“Es tu nieto, Adrián, ya tiene seis años.” Una desconocida me detuvo en la calle, y mi hijo insiste en que él no tiene nada que ver.
Volvía del trabajo, exhausta como siempre, pensando en la cena y la reunión del día siguiente. De repente, escuché una voz detrás de mí:
—Disculpe… ¿Señora Beatriz Alonso?
Me giré. Ante mí había una mujer joven con un niño de unos seis años. Su voz temblaba ligeramente, pero su mirada era firme.
—Me llamo Lucía —dijo—. Y este es Adrián, tu nieto. Ya tiene seis años.
Al principio, pensé que era una broma absurda. No la reconocía, ni al niño. El asombro me dejó aturdida.
—Perdone, pero… ¿seguro que no se equivoca? —fue lo único que acerté a decir.

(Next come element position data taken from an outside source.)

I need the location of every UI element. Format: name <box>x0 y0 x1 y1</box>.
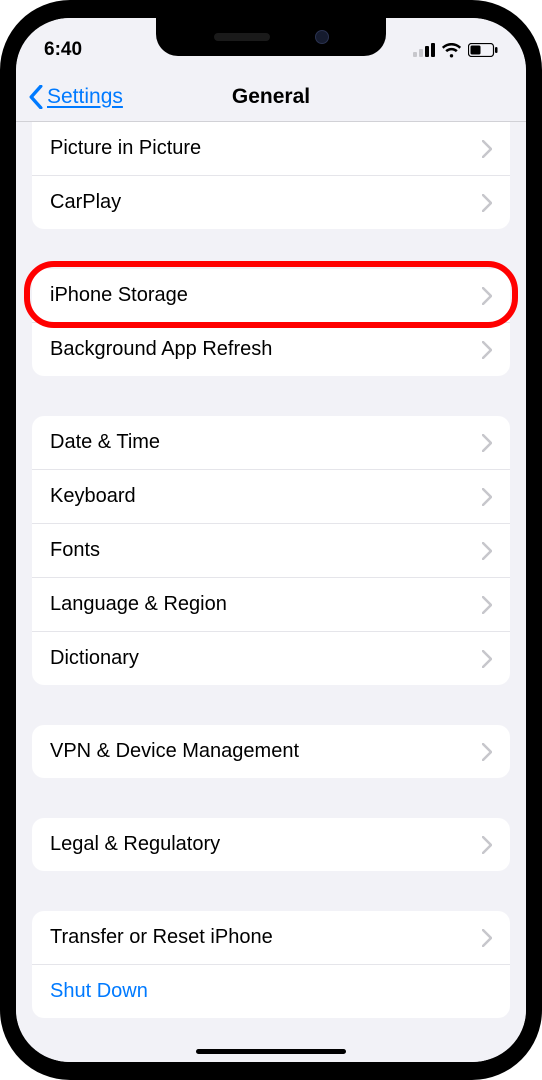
row-label: iPhone Storage <box>50 284 188 307</box>
screen: 6:40 <box>16 18 526 1062</box>
chevron-right-icon <box>482 194 492 212</box>
row-keyboard[interactable]: Keyboard <box>32 469 510 523</box>
status-right <box>413 43 498 58</box>
settings-group: Legal & Regulatory <box>32 818 510 871</box>
row-vpn-device-management[interactable]: VPN & Device Management <box>32 725 510 778</box>
row-transfer-reset[interactable]: Transfer or Reset iPhone <box>32 911 510 964</box>
row-picture-in-picture[interactable]: Picture in Picture <box>32 122 510 175</box>
settings-group: VPN & Device Management <box>32 725 510 778</box>
chevron-right-icon <box>482 743 492 761</box>
row-label: Picture in Picture <box>50 137 201 160</box>
settings-group: Picture in Picture CarPlay <box>32 122 510 229</box>
row-dictionary[interactable]: Dictionary <box>32 631 510 685</box>
settings-group: Date & Time Keyboard Fonts Language & Regio… <box>32 416 510 685</box>
row-shut-down[interactable]: Shut Down <box>32 964 510 1018</box>
row-label: VPN & Device Management <box>50 740 299 763</box>
settings-group: Transfer or Reset iPhone Shut Down <box>32 911 510 1018</box>
home-indicator[interactable] <box>196 1049 346 1054</box>
speaker-grill <box>214 33 270 41</box>
chevron-right-icon <box>482 488 492 506</box>
row-legal-regulatory[interactable]: Legal & Regulatory <box>32 818 510 871</box>
nav-bar: Settings General <box>16 72 526 122</box>
row-label: Legal & Regulatory <box>50 833 220 856</box>
chevron-right-icon <box>482 929 492 947</box>
cellular-icon <box>413 43 435 57</box>
row-label: Keyboard <box>50 485 136 508</box>
row-background-app-refresh[interactable]: Background App Refresh <box>32 322 510 376</box>
chevron-right-icon <box>482 287 492 305</box>
row-carplay[interactable]: CarPlay <box>32 175 510 229</box>
row-label: CarPlay <box>50 191 121 214</box>
chevron-right-icon <box>482 434 492 452</box>
row-date-time[interactable]: Date & Time <box>32 416 510 469</box>
notch <box>156 18 386 56</box>
status-time: 6:40 <box>44 39 82 61</box>
battery-icon <box>468 43 498 57</box>
settings-group: iPhone Storage Background App Refresh <box>32 269 510 376</box>
back-button[interactable]: Settings <box>28 85 123 109</box>
row-label: Date & Time <box>50 431 160 454</box>
row-label: Shut Down <box>50 980 148 1003</box>
settings-list[interactable]: Picture in Picture CarPlay iPhone Storage B… <box>16 122 526 1062</box>
row-iphone-storage[interactable]: iPhone Storage <box>32 269 510 322</box>
chevron-left-icon <box>28 85 44 109</box>
device-frame: 6:40 <box>0 0 542 1080</box>
row-label: Fonts <box>50 539 100 562</box>
row-label: Dictionary <box>50 647 139 670</box>
chevron-right-icon <box>482 836 492 854</box>
wifi-icon <box>441 43 462 58</box>
row-label: Transfer or Reset iPhone <box>50 926 273 949</box>
chevron-right-icon <box>482 140 492 158</box>
back-label: Settings <box>47 85 123 109</box>
front-camera <box>315 30 329 44</box>
row-label: Background App Refresh <box>50 338 272 361</box>
chevron-right-icon <box>482 650 492 668</box>
chevron-right-icon <box>482 341 492 359</box>
chevron-right-icon <box>482 596 492 614</box>
row-fonts[interactable]: Fonts <box>32 523 510 577</box>
chevron-right-icon <box>482 542 492 560</box>
row-language-region[interactable]: Language & Region <box>32 577 510 631</box>
row-label: Language & Region <box>50 593 227 616</box>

Pero Lucía continuó con seguridad:
—No, no me equivoco. Tu hijo es el padre de Adrián. Guardé silencio mucho tiempo, pero al fin entendí que tenías derecho a saber. No te pido nada. Aquí está mi número. Si quieres verle, llámame.
Y, dejándome paralizada, se marchó. Me quedé en mitad de la acera, con un trozo de papel en la mano, sintiendo cómo los puños se me cerraban solos. Corrí a llamar a Javier, mi único hijo.
—Javier, ¿has salido alguna vez con una chica llamada Lucía? ¿Tienes un hijo?
—Mamá, pues… sí, pero fue algo corto. Se comportaba raro, luego dijo que estaba embarazada. Pero no sé… igual lo inventó. Después desapareció. No estoy seguro de que sea mío.
Su respuesta no me dejó tranquila. Por un lado, siempre había confiado en él. Lo crié con disciplina, trabajando dobles turnos, privándome de todo para que él tuviera una vida mejor. Se convirtió en un profesional respetado, pero nunca formó una familia. Le rogaba que tuviera hijos, soñaba con ser abuela. Y ahora… de la nada, aparecía un nieto.
Al día siguiente, llamé a Lucía. No pareció sorprenderse.
—Adrián tiene seis. Nació en abril. Y no, no haré pruebas. Sé perfectamente quién es su padre. Rompimos cuando estaba embarazada. No vine antes porque podía sola. Mis padres me ayudan. Estamos bien. Solo vine por él. Tiene derecho a saber que tiene una abuela. Y tú… si quieres, puedes ser parte de su vida. Si no, lo entenderé.
Colgué y me quedé en silencio un largo rato. Por un lado, no podía ignorar las palabras de mi hijo. Por otro… había algo en los ojos de Adrián que me resultaba familiar. Su sonrisa. Su mirada. ¿O era solo mi deseo de tener un nieto?
Esa noche, miré por la ventana mientras recordaba llevar a Javier al colegio, compartir un plato de cocido, su primer día de escuela. ¿De verdad habría abandonado a una mujer con su hijo? ¿O acaso el niño no era suyo?
Pero incluso así, sentí un cálido hormigueo al pensar en Adrián. Y también rabia… por dudar. Yo nunca pedí pruebas cuando nació Javier. ¿Por qué ahora se las exijo a esta chica? ¿Por qué no puedo creerle?
Todavía no he decidido nada. No he vuelto a llamar. Pero cada vez que paso por esa calle, busco entre la gente. No sé si Adrián es mi nieto. Pero no puedo dejar de pensar en él. El sueño de ser abuela no se apaga. Y quizá, muy pronto, marque ese número. Aunque solo sea para conocer al niño que me llamó abuela.